El sol lucía ya resplandeciente y el calor
azotaba fuerte. La luz incisiva atravesaba los cristales de la ventana de la
habitación de Esmeralda, que a mediodía aún permanecía acostada, como
acostumbraba. Era el día de su boda pero estaba tranquila, la boda era a las 8
de la tarde y ella no tenía pensado llegar antes de las nueve. Parece exagerado
pero así había sido ella desde que él la conocía.
Sobre las dos de la tarde Santiago estaba
de vuelta, con mucho mejor estado físico pero semejante sentimiento.
Tembloroso, abrió la puerta de su casa, entró y recogió todos los cristales. No
tenía hambre, así que cogió el despertador de su mesita de noche, lo colocó
encima de la mesa del pequeño salón y se sentó frente a él. Seguía sin recordar
nada, pero el sentimiento que recorría su cuerpo hacía pequeño ese detalle.

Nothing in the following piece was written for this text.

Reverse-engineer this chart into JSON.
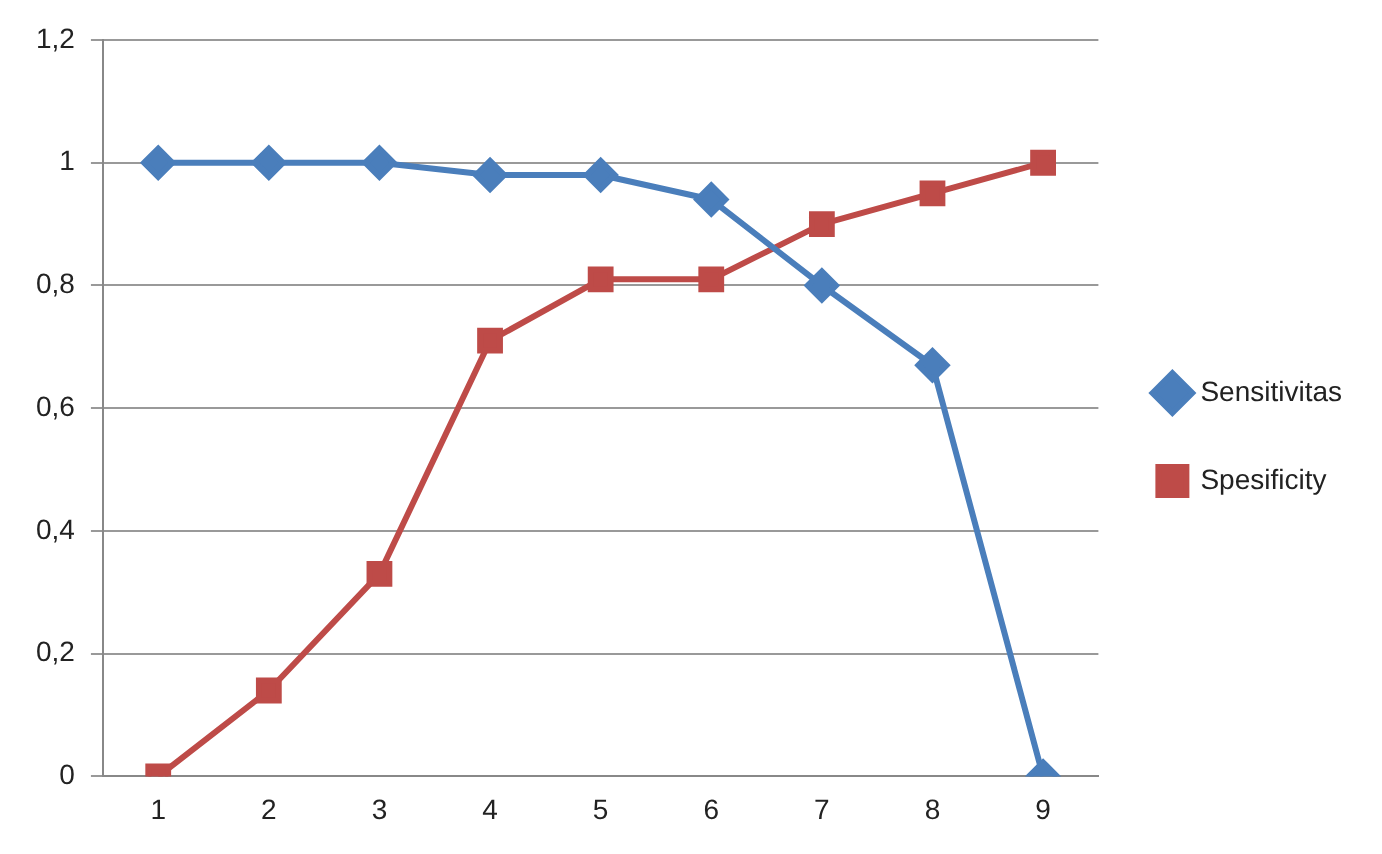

Don Rodrigo rondaba ya los ochenta. Había
visto crecer a Santiago, lo había visto jugar en la calle, reír y también
llorar, y había confesado a Doña María una infinidad de veces. Pocas personas
conocían al chico de los rizos de plata tan bien como el párroco del pueblo.
Tenía una sonrisa que amansaba a la más fiera de las bestias, y era capaz de
adivinar el pensamiento con sólo observar un gesto, una expresión, una mirada.
Doña María siempre decía que era “muy
psicólogo”. Su relación con Don Rodrigo había superado la de cualquier otro
fiel, se había convertido en su verdadero confidente, en su apoyo, ella
desprendía amor en su mirada, y amaba a Don Rodrigo.
Pasaban cinco minutos de las ocho de la
tarde. Sabía que Esmeralda tardaría un rato aún, pero le extrañaba mucho el
retraso de él. Lo conocía muy bien y un retraso de cinco minutos se salía de la
norma, miró el reloj y decidió esperar. A las ocho y media Santiago aún no
había llegado a la iglesia, así que mandó a buscarlo a su casa, el retraso le
parecía extraño y quería asegurarse que todo marchaba bien.
La puerta estaba abierta, Ramón llamó al
timbre primero y golpeteó con la mano después, pero no hubo respuesta, así que
decidió entrar. Santiago estaba allí, sentado en una silla, en el pequeño
salón, apoyado en la mesa, frente a un despertador, muerto.
Ramón volvió temblando, Don Rodrigo expresaba
dolor, pero no sorpresa. Con ojos cansados y lágrimas asomando dijo - “ha muerto de pena”, luego miró al cielo
y susurró, - “Gracias Señor”. Al bajar la cabeza miró a la iglesia, los bancos
estaban repletos de invitados, una luz blanca asomaba por la puerta, Esmeralda,
resplandeciente, hacía su entrada triunfal.